Pode a realidade superar a fantasia? Certamente essa pergunta já foi feita por muita gente ao assistir, por exemplo, uma peça de teatro, uma novela ou um filme. Certas situações são classificadas como absurdas ou ridículas e nos levam a pensar: isso nunca poderia acontecer. Esse poderia ser o caso do filme da Netflix Don’t look Up – Não olhe para cima, de dezembro de 2021. Até agora um dos filmes mais vistos da plataforma, Não olhe para cima despertou na internet muita discussão. Classificado como uma comédia pela plataforma, o filme conta a história de dois cientistas que descobrem um cometa vindo rapidamente em direção à terra. Como era de se esperar, eles tentam alertar a humanidade, mas ninguém está muito interessado no que eles dizem.

A discussão em torno do filme, especialmente entre admiradores e detratores, toca em muitos aspectos interessantes. Claro, nestas discussões da internet ninguém chega a nenhum acordo sobre nada, mas produzem muitas perguntas: O filme é uma metáfora das mudanças climáticas que vivemos? É um grito de denúncia da confusão contemporânea? É uma crítica da situação política de muitos países com seus governadores insensíveis? Apresenta a futilidade de muitos programas de televisão que diariamente inundam nossos lares? Mostra explicitamente o negacionismo e a descrença na ciência atual? Reproduz a violência física e verbal das nossas cidades? A verdade é que o filme quer chamar a atenção pelo absurdo e, gostemos ou não dele, ficamos com a estranha sensação de certa familiaridade com tudo o que acontece na tela.
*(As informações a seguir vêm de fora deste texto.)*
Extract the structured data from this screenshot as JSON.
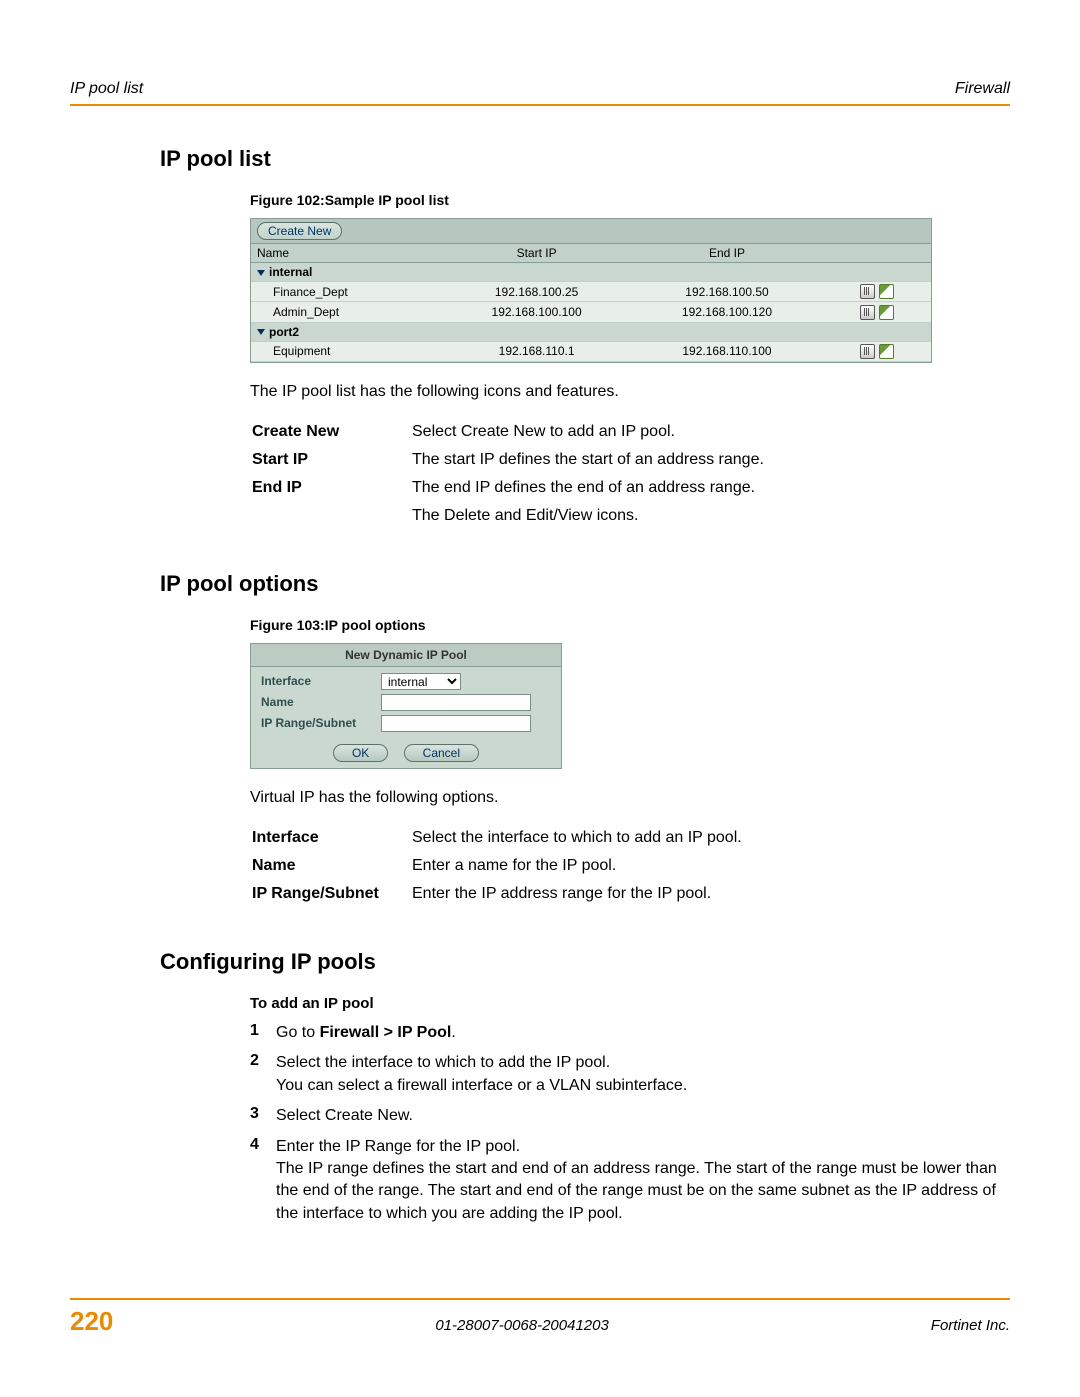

Não vou entrar nessas discussões sobre o filme, seu conteúdo e seu valor cinematográfico. Apenas destaco um ponto dessa comédia satírica que, cheia de ironia e sarcasmo, quer ser (como anunciam no site da plataforma) provocante, excêntrica, irreverente e espirituosa. O ponto é: a política contemporânea está se transformando num espetáculo cada vez mais midiático, preocupado, obsessivamente, com as pesquisas e os likes? Vivemos, politicamente, numa sociedade de espetáculos?

Filosoficamente, a política pode ser compreendida como toda atividade humana orientada para o controle e o uso do poder na organização e no gerenciamento da sociedade. A política relaciona-se com tudo aquilo que diz respeito aos cidadãos, ao governo das cidades, aos negócios públicos, ou seja, todas as relações que os seres humanos como animais políticos vivem em sociedade. As formas de poder político e as condições em que esse poder é exercido, as constituições, os sistemas de governo, a natureza, a validade e a justificação das decisões políticas, todos estes tópicos são objetos de análise da filosofia política. Também, o estudo da natureza, validade e justificação das instituições coercitivas que compõem as sociedades desde as mais elementares como a família até as mais complexas como é o caso do estado nação entram na reflexão sobre a política.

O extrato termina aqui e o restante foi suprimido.